La América que conoce Tintín vive bajo el frenesí de la producción, creando residuos que no siempre se reciclan. En el país del automóvil, es fácil cruzarse con chatarra salpicando los campos. El ansia de ganar dinero carcome los principios morales. En una fábrica de latas de carne en conserva, se utilizan perros, gatos y ratas, engañando al consumidor. Son los años de la Gran Depresión. Los obreros van a la huelga para protestar por los salarios bajos y los sindicatos están en manos de mafias. No hay mucha diferencia entre un empresario, un banquero o un gánster como Bobby Smiles. De hecho, Al Capone se considera un hombre de negocios. La precariedad laboral y las quiebras de empresas y negocios han ahogado los escrúpulos. Se impone sobrevivir de cualquier manera, sin perder el tiempo con objeciones morales.
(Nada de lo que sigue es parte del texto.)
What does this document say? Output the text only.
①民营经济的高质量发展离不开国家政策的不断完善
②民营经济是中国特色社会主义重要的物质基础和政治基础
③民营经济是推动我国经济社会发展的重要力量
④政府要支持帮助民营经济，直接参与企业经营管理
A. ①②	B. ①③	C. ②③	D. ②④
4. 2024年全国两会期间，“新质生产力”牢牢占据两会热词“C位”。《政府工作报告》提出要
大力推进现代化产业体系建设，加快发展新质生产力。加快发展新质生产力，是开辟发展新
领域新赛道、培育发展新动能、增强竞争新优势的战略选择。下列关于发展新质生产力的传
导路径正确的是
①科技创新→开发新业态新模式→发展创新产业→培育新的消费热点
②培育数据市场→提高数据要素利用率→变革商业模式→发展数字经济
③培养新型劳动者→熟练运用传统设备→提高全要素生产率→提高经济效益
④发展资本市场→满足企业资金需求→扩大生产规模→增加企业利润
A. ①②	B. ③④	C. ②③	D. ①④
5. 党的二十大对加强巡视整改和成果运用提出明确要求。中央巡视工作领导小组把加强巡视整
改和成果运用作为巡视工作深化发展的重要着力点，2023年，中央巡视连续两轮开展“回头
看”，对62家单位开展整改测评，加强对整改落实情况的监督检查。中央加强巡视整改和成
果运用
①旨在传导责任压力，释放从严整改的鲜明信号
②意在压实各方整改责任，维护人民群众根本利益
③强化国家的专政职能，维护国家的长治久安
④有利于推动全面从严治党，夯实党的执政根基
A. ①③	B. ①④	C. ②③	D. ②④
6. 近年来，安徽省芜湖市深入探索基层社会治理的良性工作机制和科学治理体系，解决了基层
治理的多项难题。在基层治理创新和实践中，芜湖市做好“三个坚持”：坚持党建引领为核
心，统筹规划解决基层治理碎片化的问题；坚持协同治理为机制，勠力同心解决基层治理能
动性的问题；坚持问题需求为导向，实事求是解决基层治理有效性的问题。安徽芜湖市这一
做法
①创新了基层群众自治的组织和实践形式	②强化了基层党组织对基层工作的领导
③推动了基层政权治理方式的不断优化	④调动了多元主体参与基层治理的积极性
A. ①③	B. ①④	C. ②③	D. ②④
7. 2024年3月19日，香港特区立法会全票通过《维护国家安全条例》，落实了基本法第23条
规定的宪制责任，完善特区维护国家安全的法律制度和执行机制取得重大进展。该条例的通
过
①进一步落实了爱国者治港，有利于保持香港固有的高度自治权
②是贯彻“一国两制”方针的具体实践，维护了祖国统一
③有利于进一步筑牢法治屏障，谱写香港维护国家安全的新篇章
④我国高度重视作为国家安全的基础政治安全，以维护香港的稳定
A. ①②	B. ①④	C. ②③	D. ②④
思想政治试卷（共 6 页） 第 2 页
En América, el vértigo de la vida moderna convive con la resistencia a la modernidad. En el mundo rural, los linchamientos son muy populares, casi una fiesta. Cuando Tintín es confundido con un asaltante de bancos, la multitud se disputa el privilegio de tirar de la cuerda. Aunque el linchamiento frustrado discurre de forma cómica, la sonrisa se hiela apenas reparamos en que no se trata de una fantasía, sino de algo tristemente real. En esas fechas, se vendían fotografías de los linchamientos, que los niños coleccionaban y los adultos utilizaban como postales hasta que el servicio de Correos lo prohibió. Hergé ya no pretende entretener, sino condenar una lacra que en 1998 seguía vigente, como prueba el asesinato de James Byrd Jr., un afroamericano linchado por tres supremacistas blancos en Jaspers, Texas.

Si tuviera que escoger una viñeta de Tintín en América, elegiría una visión panorámica de un grupo de indios galopando por las llanuras, con sus lanzas, sus plumas y sus Appaloosa. Aparece en la página 21. Los Pies Negros buscan a Tintín. Engañados por Bobby Smiles, creen que el reportero quiere apropiarse de sus territorios de caza. Es una imagen fascinante para cualquier niño de mi generación. Todos los que nacimos entre 1950 y 1970, soñamos con ser pieles rojas. Quizás hubo alguno que no abrigó ese deseo, pero si es así, lamento decir que se hizo adulto antes de tiempo. Siempre le quedará la opción de «hacer el indio». En una época dominada por el miedo a envejecer, no hay mejor remedio para quitarse años y recuperar la magia de la niñez, cuando aún no había lugar para el cinismo y el desencanto.